I’m trying to implement right truncated poisson regression
page 28 is the probability that I’m trying to implement.

I’m trying to implement it by changing some of categorical distribution.
And it looks like it works. But SVI or MCMC takes too long so almost impossible to run.

This is my custom distribution

class rtPoisson(torch.distributions.Categorical, TorchDistributionMixin):
    def __init__(self, rate, trunc, validate_args=None):
        self.rate = broadcast_all(rate)

        self.trunc = trunc
        if isinstance(self.rate, tuple):
            self.rate = self.rate[0]        
        self.pois = dist.Poisson(self.rate)
        inp = torch.ones(self.rate.shape[0],9) * torch.arange(9,dtype = torch.float)
        temp_cal = self.pois.log_prob(inp.T).exp()
        self.const = torch.unsqueeze(torch.sum(temp_cal, axis = 0),axis = 1)

        self.probs = temp_cal.T / self.const
        super(rtPoisson, self).__init__(probs = self.probs)

    def expand(self, batch_shape):
            return super(rtPoisson, self).expand(batch_shape)
        except NotImplementedError:
            validate_args = self.__dict__.get('_validate_args')
            rate = self.rate.expand(batch_shape)
            return type(self)(rate, self.trunc, validate_args=validate_args)
    def log_prob(self, value):
        log_pro = self.pois.log_prob(value) - self.const.log()
        return log_pro

    def enumerate_support(self, expand=True):
        result = super(Categorical, self).enumerate_support(expand=expand)
        if not expand:
            result._pyro_categorical_support = id(self)
        return result

And this is model and svi running code

class rtPois:
    def __init__(self, trunc):
        self.trunc = trunc
    def model(self, data, ratings):

        with pyro.plate("betas", data.shape[1]):
            betas = pyro.sample("beta", dist.Gamma(1,1))
        lambda_ = torch.sum(betas * data,axis=1)
        with pyro.plate("ratings", data.shape[0]):
            y = pyro.sample("obs", rtPoisson(lambda_, self.trunc), obs = ratings)
        return y

I tried identity linking with gamma prior.
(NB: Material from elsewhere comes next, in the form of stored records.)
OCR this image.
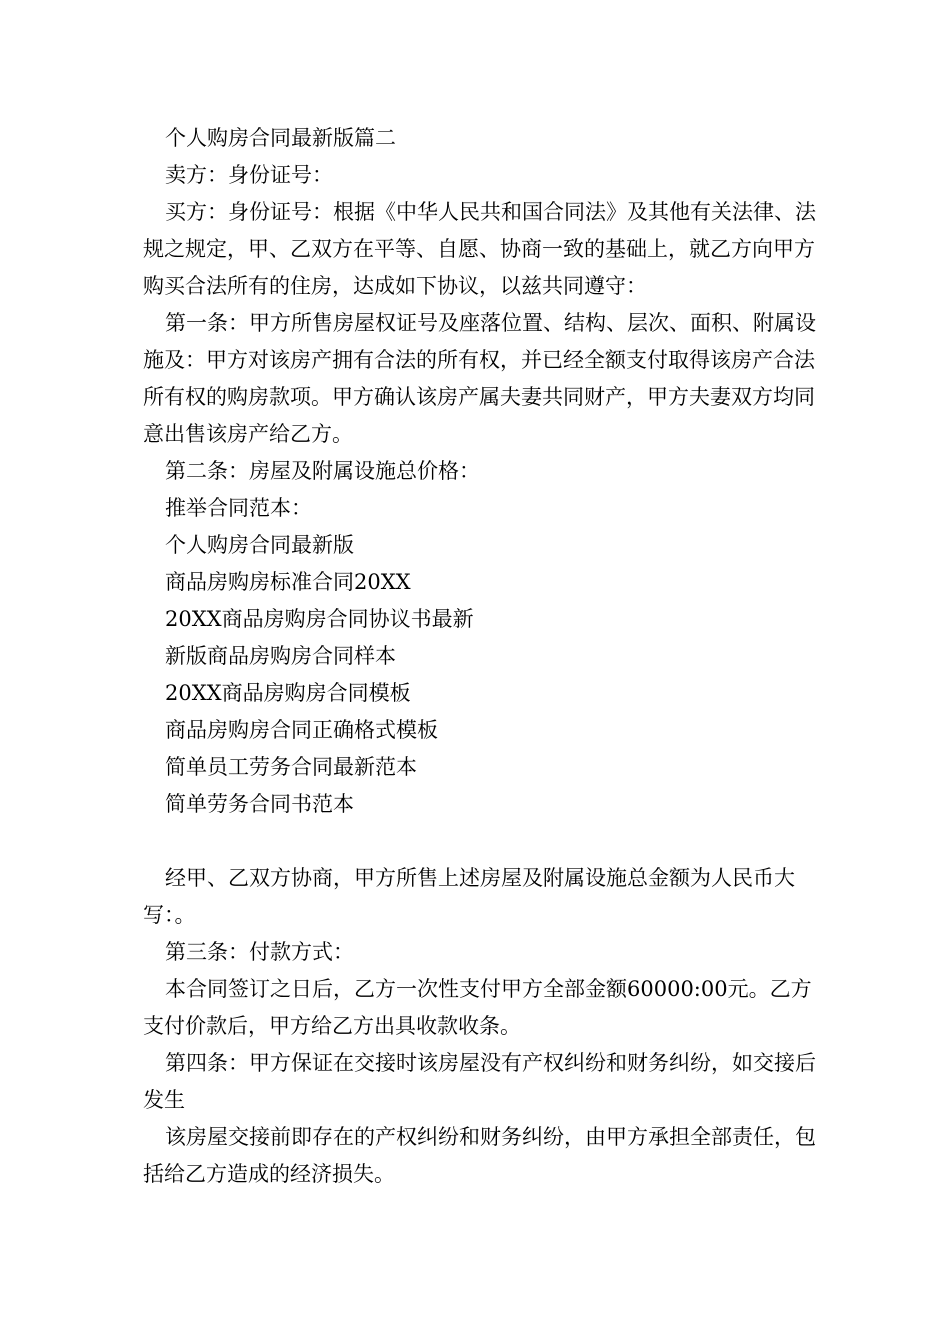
个人购房合同最新版篇二

卖方：身份证号：

买方：身份证号：根据《中华人民共和国合同法》及其他有关法律、法规之规定，甲、乙双方在平等、自愿、协商一致的基础上，就乙方向甲方购买合法所有的住房，达成如下协议，以兹共同遵守：

第一条：甲方所售房屋权证号及座落位置、结构、层次、面积、附属设施及：甲方对该房产拥有合法的所有权，并已经全额支付取得该房产合法所有权的购房款项。甲方确认该房产属夫妻共同财产，甲方夫妻双方均同意出售该房产给乙方。

第二条：房屋及附属设施总价格：

推举合同范本：

个人购房合同最新版

商品房购房标准合同20XX

20XX商品房购房合同协议书最新

新版商品房购房合同样本

20XX商品房购房合同模板

商品房购房合同正确格式模板

简单员工劳务合同最新范本

简单劳务合同书范本

经甲、乙双方协商，甲方所售上述房屋及附属设施总金额为人民币大写：。

第三条：付款方式：

本合同签订之日后，乙方一次性支付甲方全部金额60000:00元。乙方支付价款后，甲方给乙方出具收款收条。

第四条：甲方保证在交接时该房屋没有产权纠纷和财务纠纷，如交接后发生

该房屋交接前即存在的产权纠纷和财务纠纷，由甲方承担全部责任，包括给乙方造成的经济损失。
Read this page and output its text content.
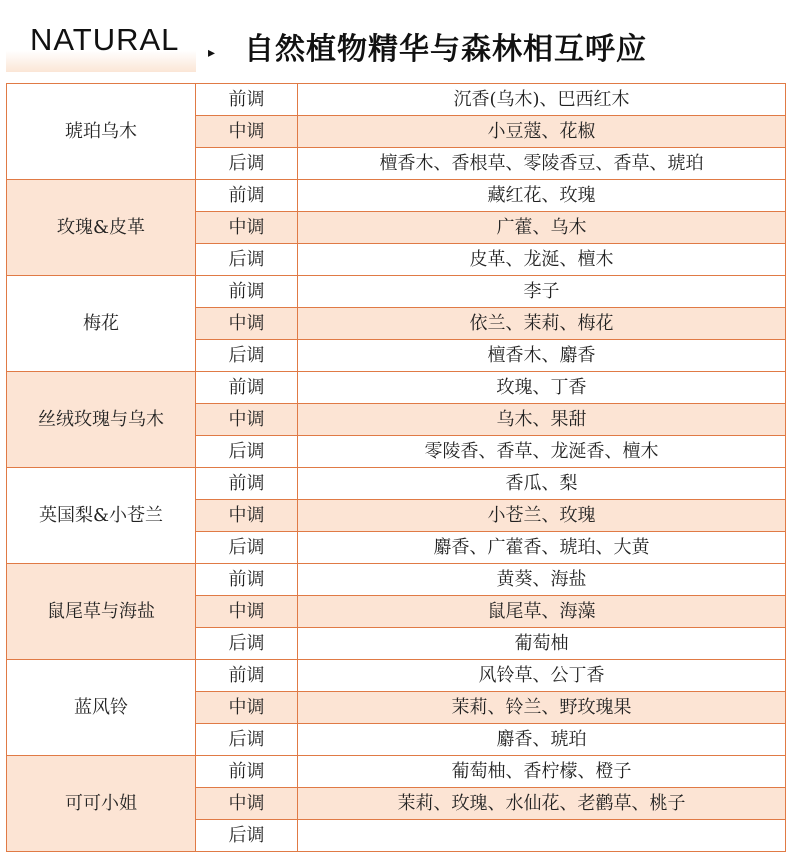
NATURAL ▸ 自然植物精华与森林相互呼应
琥珀乌木	前调	沉香(乌木)、巴西红木
	中调	小豆蔻、花椒
	后调	檀香木、香根草、零陵香豆、香草、琥珀
玫瑰&皮革	前调	藏红花、玫瑰
	中调	广藿、乌木
	后调	皮革、龙涎、檀木
梅花	前调	李子
	中调	依兰、茉莉、梅花
	后调	檀香木、麝香
丝绒玫瑰与乌木	前调	玫瑰、丁香
	中调	乌木、果甜
	后调	零陵香、香草、龙涎香、檀木
英国梨&小苍兰	前调	香瓜、梨
	中调	小苍兰、玫瑰
	后调	麝香、广藿香、琥珀、大黄
鼠尾草与海盐	前调	黄葵、海盐
	中调	鼠尾草、海藻
	后调	葡萄柚
蓝风铃	前调	风铃草、公丁香
	中调	茉莉、铃兰、野玫瑰果
	后调	麝香、琥珀
可可小姐	前调	葡萄柚、香柠檬、橙子
	中调	茉莉、玫瑰、水仙花、老鹳草、桃子
	后调	
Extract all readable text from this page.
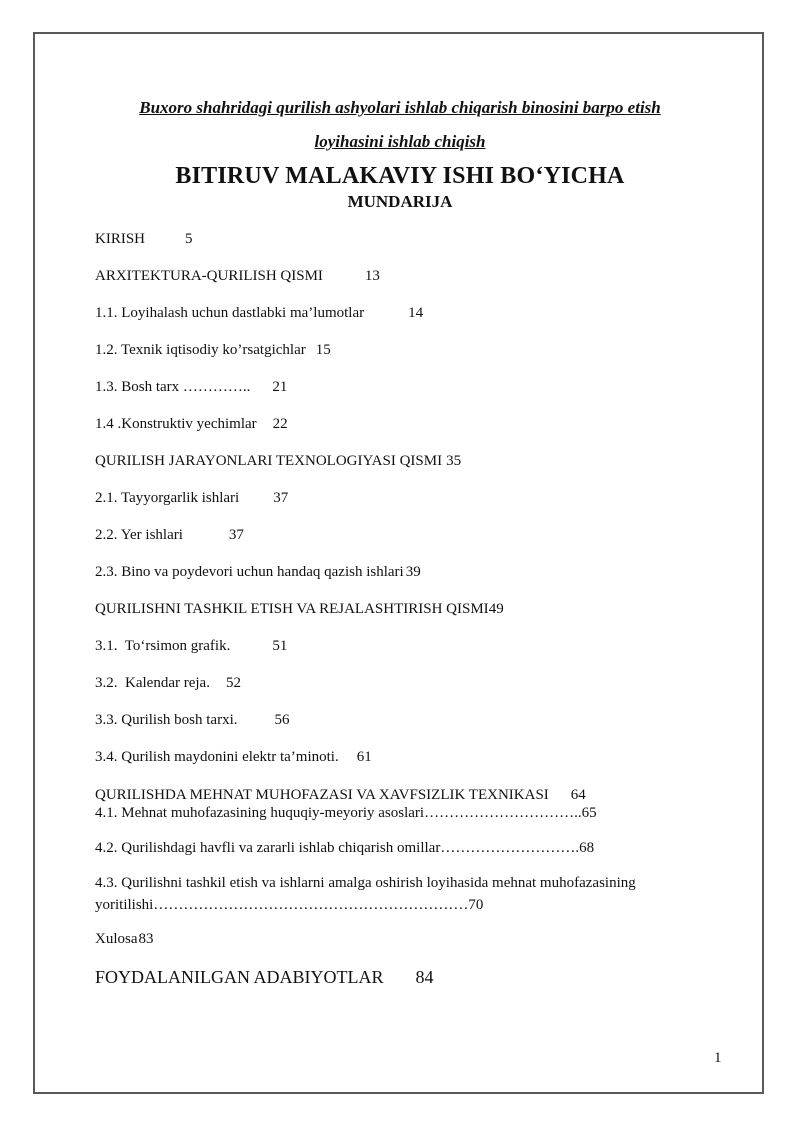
Buxoro shahridagi qurilish ashyolari ishlab chiqarish binosini barpo etish
loyihasini ishlab chiqish
BITIRUV MALAKAVIY ISHI BO‘YICHA
MUNDARIJA
KIRISH	5
ARXITEKTURA-QURILISH QISMI	13
1.1. Loyihalash uchun dastlabki ma’lumotlar	14
1.2. Texnik iqtisodiy ko’rsatgichlar 15
1.3. Bosh tarx ………….. 21
1.4 .Konstruktiv yechimlar 22
QURILISH JARAYONLARI TEXNOLOGIYASI QISMI 35
2.1. Tayyorgarlik ishlari 37
2.2. Yer ishlari	37
2.3. Bino va poydevori uchun handaq qazish ishlari 39
QURILISHNI TASHKIL ETISH VA REJALASHTIRISH QISMI49
3.1.  To‘rsimon grafik.	51
3.2.  Kalendar reja. 52
3.3. Qurilish bosh tarxi. 56
3.4. Qurilish maydonini elektr ta’minoti. 61
QURILISHDA MEHNAT MUHOFAZASI VA XAVFSIZLIK TEXNIKASI 64
4.1. Mehnat muhofazasining huquqiy-meyoriy asoslari…………………………..65
4.2. Qurilishdagi havfli va zararli ishlab chiqarish omillar……………………….68
4.3. Qurilishni tashkil etish va ishlarni amalga oshirish loyihasida mehnat muhofazasining yoritilishi………………………………………………………70
Xulosa83
FOYDALANILGAN ADABIYOTLAR 84
1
I tried normal prior and exp linking which gave me inf.

data = load('data_pickle/data')
ratings = load('data_pickle/ratings')
rest_data = load('data_pickle/rest_data')
rtpois = rtPois()
from pyro.infer.autoguide import AutoDiagonalNormal
guide = AutoDiagonalNormal(rtpois.model)
rtpois_ratings = rtpois.process_ratings(ratings)
svi_model = SVI(rtpois.model, 
                optim.Adam({"lr": .005}), 

loss_list = []
for i in range(10000):
    ELBO = svi_model.step(data, rtpois_ratings, torch.tensor(8.))
    if i % 500 == 0:

This is the SVI code.
My data is composed fo around 200 features with data size around 10,000

Could you let me know why is it so slow(or not working)?
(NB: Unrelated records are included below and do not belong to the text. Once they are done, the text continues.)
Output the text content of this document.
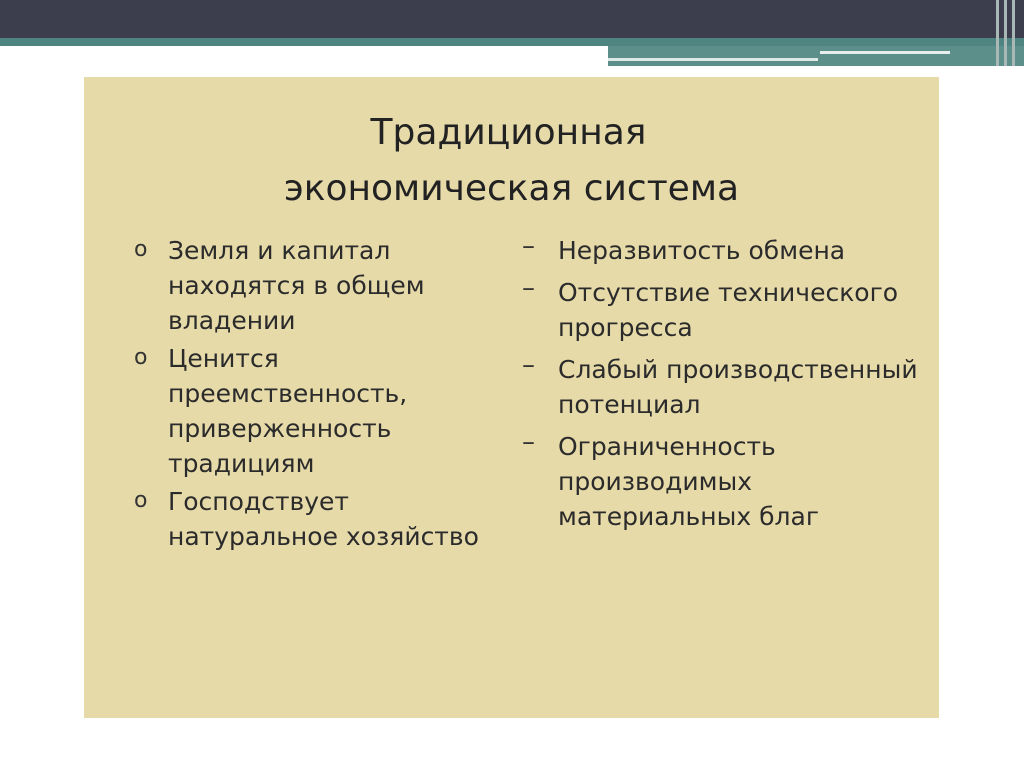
Традиционная
экономическая система
o Земля и капитал находятся в общем владении
o Ценится преемственность, приверженность традициям
o Господствует натуральное хозяйство
– Неразвитость обмена
– Отсутствие технического прогресса
– Слабый производственный потенциал
– Ограниченность производимых материальных благ
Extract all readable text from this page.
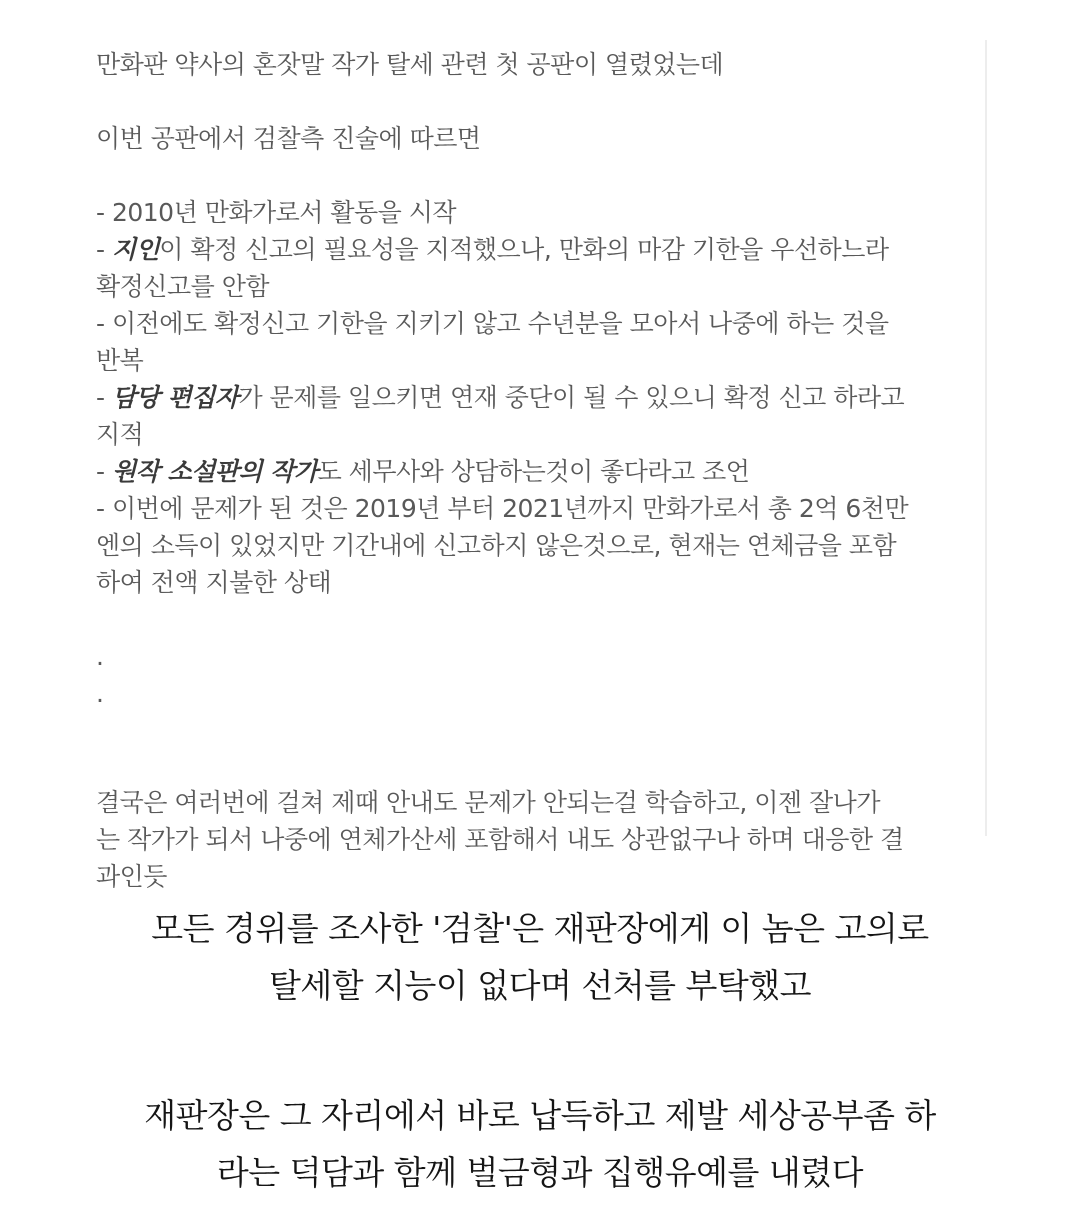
만화판 약사의 혼잣말 작가 탈세 관련 첫 공판이 열렸었는데
이번 공판에서 검찰측 진술에 따르면
- 2010년 만화가로서 활동을 시작
- 지인이 확정 신고의 필요성을 지적했으나, 만화의 마감 기한을 우선하느라
확정신고를 안함
- 이전에도 확정신고 기한을 지키기 않고 수년분을 모아서 나중에 하는 것을
반복
- 담당 편집자가 문제를 일으키면 연재 중단이 될 수 있으니 확정 신고 하라고
지적
- 원작 소설판의 작가도 세무사와 상담하는것이 좋다라고 조언
- 이번에 문제가 된 것은 2019년 부터 2021년까지 만화가로서 총 2억 6천만
엔의 소득이 있었지만 기간내에 신고하지 않은것으로, 현재는 연체금을 포함
하여 전액 지불한 상태
.
.
결국은 여러번에 걸쳐 제때 안내도 문제가 안되는걸 학습하고, 이젠 잘나가
는 작가가 되서 나중에 연체가산세 포함해서 내도 상관없구나 하며 대응한 결
과인듯
모든 경위를 조사한 '검찰'은 재판장에게 이 놈은 고의로
탈세할 지능이 없다며 선처를 부탁했고
재판장은 그 자리에서 바로 납득하고 제발 세상공부좀 하
라는 덕담과 함께 벌금형과 집행유예를 내렸다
What value of trunc are you using?

I would replace this with a torch.matmul, something like

lambda_ = data.matmul(betas.unsqueeze(-1)).squeeze(-1)

Also, I don’t see any enumeration in this model, so JitTrace_ELBO will be a little faster.

Im using 9 for this

Also, I think if I use GPU, then it becomes faster.

But now I have another problem. loss keep becomes NaN or Inf
I think it is because of the exponential part.
this is my log_normal exponential linking code

def model(self, data, ratings, trunc):

        with pyro.plate("betas", data.shape[1]):
            betas = pyro.sample("beta", dist.Normal(0,1))
#         print(torch.sum(betas*data,axis = 1).max())

        lambda_ = torch.matmul(data, betas).exp()
        with pyro.plate("ratings", data.shape[0]):
            y = pyro.sample("obs", rtPoisson(lambda_, trunc), obs = ratings)
        return y

So max of lambda_ is around exp(20). exp(20) itself is okay, but when I calculate categorical probability, I need to calculate lambda^10 which is Inf.

Do you know of any ways to workaround this?

I also often see NANs when using a parametrization Poisson(my_param.exp()). Two numerical tricks @martinjankowiak and I use are either

  1. replace torch.exp() with torch.softplus, or
  2. replace torch.exp() with an appropriately scaled torch.softmax(). I often use the following:
def bounded_exp(x, bound):
    return (x - math.log(bound)).sigmoid() * bound

and you can pick a reasonable upper bound by looking at your data.